Financial Barriers Hamper AI Adoption in APAC Healthcare Systems
Financial challenges impede the adoption of AI technologies in Asia-Pacific healthcare systems.
Key Points
- • Financial constraints limit AI adoption in non-tertiary hospitals.
- • Focus on low-risk, high-impact AI use cases suggested by experts.
- • Cultural trust issues significantly influence AI acceptance.
- • Need for clear insurance frameworks regarding AI-related risks.
A recent panel discussion at HIMSS25 APAC spotlighted the financial challenges that hospitals in the Asia-Pacific region face in adopting artificial intelligence (AI) technologies. According to Dr. Gao Yujia, a representative from Singapore's National University Health System, funding limitations particularly hinder non-tertiary hospitals from embracing AI. He remarked that the existing financial models restrict many hospitals' ability to invest in AI, leading survey participants to identify costs as the primary barrier to adoption.
To mitigate these financial challenges, Shirley Golen of Amazon proposed focusing on low-risk, high-impact AI implementations, such as those addressing administrative tasks and improving workflow efficiencies. In alignment, Dr.

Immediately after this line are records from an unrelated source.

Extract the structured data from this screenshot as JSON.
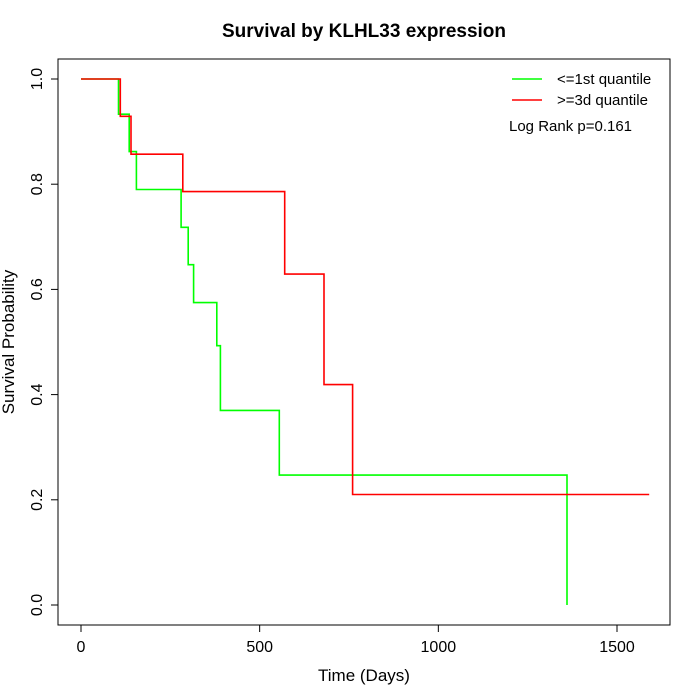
{
  "chart_data": {
    "type": "line",
    "subtype": "kaplan-meier step",
    "title": "Survival by KLHL33 expression",
    "xlabel": "Time (Days)",
    "ylabel": "Survival Probability",
    "xlim": [
      0,
      1650
    ],
    "ylim": [
      0,
      1.05
    ],
    "xticks": [
      0,
      500,
      1000,
      1500
    ],
    "xtick_labels": [
      "0",
      "500",
      "1000",
      "1500"
    ],
    "yticks": [
      0.0,
      0.2,
      0.4,
      0.6,
      0.8,
      1.0
    ],
    "ytick_labels": [
      "0.0",
      "0.2",
      "0.4",
      "0.6",
      "0.8",
      "1.0"
    ],
    "grid": false,
    "legend_position": "top-right",
    "annotation": "Log Rank p=0.161",
    "series": [
      {
        "name": "<=1st quantile",
        "color": "#00ff00",
        "x": [
          0,
          105,
          105,
          135,
          135,
          155,
          155,
          280,
          280,
          300,
          300,
          315,
          315,
          380,
          380,
          390,
          390,
          555,
          555,
          1360,
          1360
        ],
        "y": [
          1.0,
          1.0,
          0.933,
          0.933,
          0.862,
          0.862,
          0.79,
          0.79,
          0.718,
          0.718,
          0.647,
          0.647,
          0.575,
          0.575,
          0.493,
          0.493,
          0.37,
          0.37,
          0.247,
          0.247,
          0.0
        ]
      },
      {
        "name": ">=3d quantile",
        "color": "#ff0000",
        "x": [
          0,
          110,
          110,
          140,
          140,
          285,
          285,
          570,
          570,
          680,
          680,
          760,
          760,
          1590
        ],
        "y": [
          1.0,
          1.0,
          0.929,
          0.929,
          0.857,
          0.857,
          0.786,
          0.786,
          0.629,
          0.629,
          0.419,
          0.419,
          0.21,
          0.21
        ]
      }
    ]
  }
}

Seyoung Jung from Seoul National University Bundang Hospital discussed the potential of plug-and-play AI products for streamlined integration. Dr. Gao also emphasized the necessity of showcasing long-term returns on AI investments, advocating for a comprehensive 10-year strategy to justify the allocation of resources.
Apart from financial constraints, cultural factors are significant in AI adoption, as Dr. Chia Te-Liao highlighted. Trust and accuracy are key elements that influence acceptance in hospitals, with the establishment of AI centers in Taiwan aimed at promoting safe AI practices. Digitalization remains a hurdle, as many institutions continue to depend on paper records, complicating AI system integration.
Additionally, discussions on insurance highlighted the ambiguity surrounding liability for AI-related errors. Dr. Liao underscored the urgent need for a framework evaluating insurance coverage linked to AI technologies in healthcare. In drawing parallels with the automotive industry, Dr. Gao expressed hope that insurance models for AI-enabled healthcare would evolve to provide reimbursements for related software use in clinical settings.